Military courts do allow the government to prefer Article 86 charges against an accused with an open-ended termination date. This stops the running of the statute of limitations. The future addition of the termination date would be a permissible minor change to the charges.[18]
Of course, an accused can always waive the statute of limitations in exchange for a favorable guilty plea. That sort of strategy would make sense where there is other misconduct at issue.
§ 11:10 – Former Jeopardy
In United States v. Hayes, the accused was tried for the lesser included offense of Absence without Leave. The government later attempted to prosecute him for desertion. The prior AWOL trial barred the desertion charges.
§ 11:11 – Impossibility
There are sometimes occasions where circumstances beyond your client’s control result in the client being forced to remain away from his or her unit. Medical conditions, of course, are easy for the defense to substantiate. The defense of impossibility, however, overlaps with the requirement that the government prove a specific intent to remain away from the unit or ship.
§ 11:12 – Duress
There are also times where the client may fear return to military control. In addition to a fear of bodily harm or death, some clients may fear sexual harassment. The bottom line is that any defense of duress must be reasonable.
§ 11:13 – Standard Instructions[DK1]
Standard Instructions (Citations taken from Department of the Army Pamphlet 27-9)
3-10-1 – Failing to go to or Leaving Place
3-10-2 – Absence from Unit, Organization, or Place of Duty
3-10-3 – Absence from Unit, Organization, or Place of Duty with Intent to Avoid Maneuvers or Field Exercises
3-10-4 – Abandoning Watch or Guard
§ 11:14 – Maximum Punishments
The maximum punishment under Article 86 (1) is confinement for 1 month and forfeiture of two-thirds pay for 1 month.

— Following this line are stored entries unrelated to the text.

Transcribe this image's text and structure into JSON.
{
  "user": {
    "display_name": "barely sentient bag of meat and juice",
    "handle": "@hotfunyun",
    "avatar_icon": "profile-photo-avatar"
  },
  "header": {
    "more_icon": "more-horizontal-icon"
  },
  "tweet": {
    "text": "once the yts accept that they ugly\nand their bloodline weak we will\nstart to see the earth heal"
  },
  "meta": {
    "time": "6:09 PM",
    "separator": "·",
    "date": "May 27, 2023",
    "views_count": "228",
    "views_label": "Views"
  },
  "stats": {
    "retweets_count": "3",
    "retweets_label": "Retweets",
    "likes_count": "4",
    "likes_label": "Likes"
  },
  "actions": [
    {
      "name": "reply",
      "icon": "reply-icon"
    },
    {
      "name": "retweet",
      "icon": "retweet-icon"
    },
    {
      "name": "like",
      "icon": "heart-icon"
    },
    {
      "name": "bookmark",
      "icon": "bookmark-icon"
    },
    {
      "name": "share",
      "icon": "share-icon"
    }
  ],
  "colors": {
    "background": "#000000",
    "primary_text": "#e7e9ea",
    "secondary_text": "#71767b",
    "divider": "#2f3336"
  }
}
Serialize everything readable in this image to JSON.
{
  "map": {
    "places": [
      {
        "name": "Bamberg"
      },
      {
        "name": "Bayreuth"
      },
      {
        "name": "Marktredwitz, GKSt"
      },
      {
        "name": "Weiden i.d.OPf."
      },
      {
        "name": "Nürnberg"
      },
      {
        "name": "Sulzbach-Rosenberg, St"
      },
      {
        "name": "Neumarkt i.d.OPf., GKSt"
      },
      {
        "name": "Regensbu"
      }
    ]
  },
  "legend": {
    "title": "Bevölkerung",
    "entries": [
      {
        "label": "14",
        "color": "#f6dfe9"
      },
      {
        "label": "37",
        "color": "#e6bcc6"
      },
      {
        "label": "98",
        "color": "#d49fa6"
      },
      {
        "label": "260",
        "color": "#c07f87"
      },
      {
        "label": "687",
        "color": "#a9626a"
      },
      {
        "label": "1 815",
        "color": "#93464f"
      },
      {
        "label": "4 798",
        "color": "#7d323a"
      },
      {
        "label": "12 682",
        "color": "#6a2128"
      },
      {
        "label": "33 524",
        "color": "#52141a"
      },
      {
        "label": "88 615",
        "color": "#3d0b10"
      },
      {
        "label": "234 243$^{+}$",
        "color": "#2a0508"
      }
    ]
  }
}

The maximum punishment under Article 86 (2), for absences not more than 3 days, is confinement for 1 month and forfeiture of two-thirds pay for 1 month. For absences more than 3 days, but less than 30 days, the maximum punishment is confinement for 6 months and forfeiture of two-thirds pay per month for 6 months. For absences more than 30 days, the maximum punishment is a dishonorable discharge, forfeiture of all pay and allowances, and confinement for 1 year. If the absence is terminated by apprehension, then possible confinement is increased to 18 months.

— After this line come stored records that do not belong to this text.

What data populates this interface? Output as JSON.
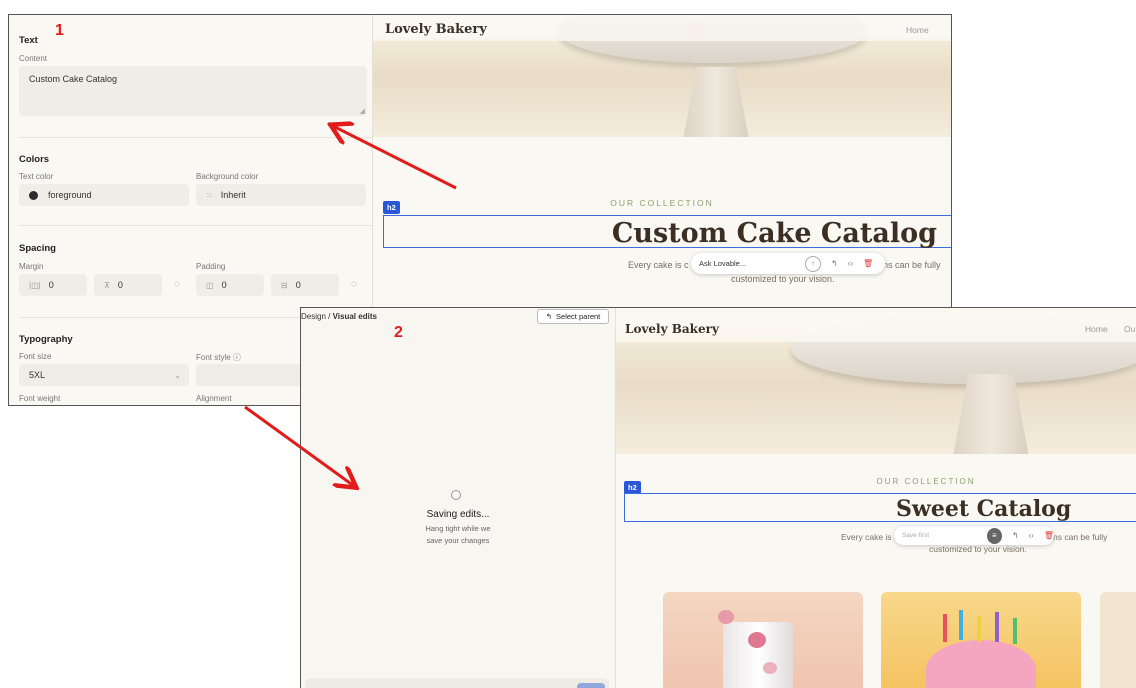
{
  "screen1": {
    "label": "1",
    "panel": {
      "text_section": "Text",
      "content_label": "Content",
      "content_value": "Custom Cake Catalog",
      "colors_section": "Colors",
      "text_color_label": "Text color",
      "text_color_value": "foreground",
      "bg_color_label": "Background color",
      "bg_color_value": "Inherit",
      "spacing_section": "Spacing",
      "margin_label": "Margin",
      "padding_label": "Padding",
      "margin_x": "0",
      "margin_y": "0",
      "padding_x": "0",
      "padding_y": "0",
      "typography_section": "Typography",
      "font_size_label": "Font size",
      "font_size_value": "5XL",
      "font_style_label": "Font style ⓘ",
      "font_weight_label": "Font weight",
      "alignment_label": "Alignment"
    },
    "site": {
      "brand": "Lovely Bakery",
      "nav": [
        "Home"
      ],
      "collection": "OUR COLLECTION",
      "tag": "h2",
      "heading": "Custom Cake Catalog",
      "sub_left": "Every cake is c",
      "sub_right": "ns can be fully",
      "sub_line2": "customized to your vision.",
      "ask_placeholder": "Ask Lovable..."
    }
  },
  "screen2": {
    "label": "2",
    "breadcrumb_root": "Design",
    "breadcrumb_sep": "/",
    "breadcrumb_current": "Visual edits",
    "select_parent": "Select parent",
    "saving_title": "Saving edits...",
    "saving_line1": "Hang tight while we",
    "saving_line2": "save your changes",
    "site": {
      "brand": "Lovely Bakery",
      "nav": [
        "Home",
        "Ou"
      ],
      "collection": "OUR COLLECTION",
      "tag": "h2",
      "heading": "Sweet Catalog",
      "sub_left": "Every cake is c",
      "sub_right": "ns can be fully",
      "sub_line2": "customized to your vision.",
      "toolbar_placeholder": "Save first"
    }
  },
  "colors": {
    "arrow": "#e21b1b",
    "selection": "#3a6ee0",
    "badge": "#2a57d8",
    "heading": "#3b2e22",
    "accent_green": "#8aa070"
  },
  "icons": [
    "arrow-up-icon",
    "select-parent-icon",
    "code-icon",
    "trash-icon",
    "spinner-icon",
    "margin-icon",
    "padding-icon"
  ]
}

The maximum punishment under Article 86 (3) is confinement for 3 months and forfeiture of two-thirds pay per month for 3 months.
The maximum punishment under Article 86 (4) is a bad-conduct discharge, forfeiture of all pay and allowances, and confinement for 6 months.

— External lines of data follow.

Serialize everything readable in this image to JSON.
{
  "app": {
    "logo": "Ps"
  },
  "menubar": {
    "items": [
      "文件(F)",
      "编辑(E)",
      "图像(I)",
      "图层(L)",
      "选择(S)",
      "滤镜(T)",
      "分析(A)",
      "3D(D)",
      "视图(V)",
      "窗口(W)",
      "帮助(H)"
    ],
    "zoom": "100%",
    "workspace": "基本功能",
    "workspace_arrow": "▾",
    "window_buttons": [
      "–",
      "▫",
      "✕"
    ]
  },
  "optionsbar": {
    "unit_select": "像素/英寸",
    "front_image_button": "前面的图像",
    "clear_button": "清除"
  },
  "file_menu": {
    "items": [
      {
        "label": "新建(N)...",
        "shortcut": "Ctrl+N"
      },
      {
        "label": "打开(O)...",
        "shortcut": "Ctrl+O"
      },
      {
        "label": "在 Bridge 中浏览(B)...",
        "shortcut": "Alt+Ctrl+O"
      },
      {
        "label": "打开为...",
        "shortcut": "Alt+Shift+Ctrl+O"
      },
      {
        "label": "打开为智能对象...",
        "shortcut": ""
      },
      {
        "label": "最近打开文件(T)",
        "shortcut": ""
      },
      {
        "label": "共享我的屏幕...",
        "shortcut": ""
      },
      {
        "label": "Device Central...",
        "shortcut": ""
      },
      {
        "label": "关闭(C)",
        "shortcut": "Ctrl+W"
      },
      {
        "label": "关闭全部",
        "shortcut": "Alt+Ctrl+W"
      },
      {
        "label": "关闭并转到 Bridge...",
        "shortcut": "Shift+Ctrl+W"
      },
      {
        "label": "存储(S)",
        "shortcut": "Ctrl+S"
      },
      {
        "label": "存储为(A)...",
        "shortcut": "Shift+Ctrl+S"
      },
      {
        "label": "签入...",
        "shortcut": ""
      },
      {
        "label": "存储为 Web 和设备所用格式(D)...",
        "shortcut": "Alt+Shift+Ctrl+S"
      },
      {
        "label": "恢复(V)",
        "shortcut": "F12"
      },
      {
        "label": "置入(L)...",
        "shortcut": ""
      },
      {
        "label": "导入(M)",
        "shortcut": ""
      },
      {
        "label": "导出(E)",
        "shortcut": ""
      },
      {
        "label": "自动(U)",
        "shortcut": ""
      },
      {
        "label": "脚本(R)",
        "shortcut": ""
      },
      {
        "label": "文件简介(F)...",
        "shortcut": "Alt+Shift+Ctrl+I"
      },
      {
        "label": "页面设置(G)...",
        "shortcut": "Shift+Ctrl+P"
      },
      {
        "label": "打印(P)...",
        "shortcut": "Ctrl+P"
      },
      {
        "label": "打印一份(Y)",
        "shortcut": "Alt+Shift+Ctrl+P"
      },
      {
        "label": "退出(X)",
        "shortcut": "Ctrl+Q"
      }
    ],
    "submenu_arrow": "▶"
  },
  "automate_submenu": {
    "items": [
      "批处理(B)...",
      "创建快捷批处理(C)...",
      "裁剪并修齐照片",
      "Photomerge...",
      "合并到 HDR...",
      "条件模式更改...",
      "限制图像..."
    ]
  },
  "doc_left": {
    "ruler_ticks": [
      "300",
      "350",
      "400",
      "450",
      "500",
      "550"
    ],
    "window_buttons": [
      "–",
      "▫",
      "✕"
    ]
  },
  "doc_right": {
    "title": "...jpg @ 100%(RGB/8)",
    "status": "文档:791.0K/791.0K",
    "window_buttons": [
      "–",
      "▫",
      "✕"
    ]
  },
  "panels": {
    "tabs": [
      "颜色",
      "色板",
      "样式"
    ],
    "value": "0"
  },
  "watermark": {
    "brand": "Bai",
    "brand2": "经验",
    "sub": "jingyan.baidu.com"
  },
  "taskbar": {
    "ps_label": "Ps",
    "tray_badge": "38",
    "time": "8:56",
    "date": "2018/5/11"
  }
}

The maximum punishment under Article 86 (5) is a bad-conduct discharge, forfeiture of all pay and allowances, and confinement for 6 months.
The only lesser included offense is Article 80 attempts.
[1] United States v. Adams, 63 MJ 223 (2006).
[2] Benchbook Instruction 3-10-1.
[3] United States v. Sturkey, 50 CMR 110 (ACMR 1975); United States v. Coleman,34 MJ 1020 (ACMR 1992).
[4] United States v. Hargrove, 51 MJ 408 (CAAF 1999).
[5] United States v. Pettersen, 17 MJ 69 (CMA 1983).
[6] United States v. Vidal, 45 CMR 540 (ACMR 1972).
[7] United States v. Mitchell, 22 CMR 28 (CMA 1956).
[8] United States v. Kohlman, 21 CMR 793 (AFCMR 1956).
[9] United States v. Duncan, 60 MJ 973 (ACCA, 2005).
[10] United States v. Dukes, 30 MJ 793 (NMCMR 1990).
[11] United States v. Hardeman, 49 MJ 389 (CAAF 2004).
[12] United States v. Jackson, 20 MJ 83 (CMA 1985).
[13] United States v. Anderson, 1 MJ 688 (NCMR 1975).
[14] United States v. Coglin, 10 MJ 670 (ACMR 1981).
[15] United States v. Gudatis, 18 MJ 818 (AFCMR 1984).
[16] United States v. Miller, 38 MJ 121 (CMA 1993).
[17][17] United States v. Tunnel, 23 MJ 110 (CMA 1986).
[18] United States v. Reeves, 49 CMR 841 (ACMR 1975).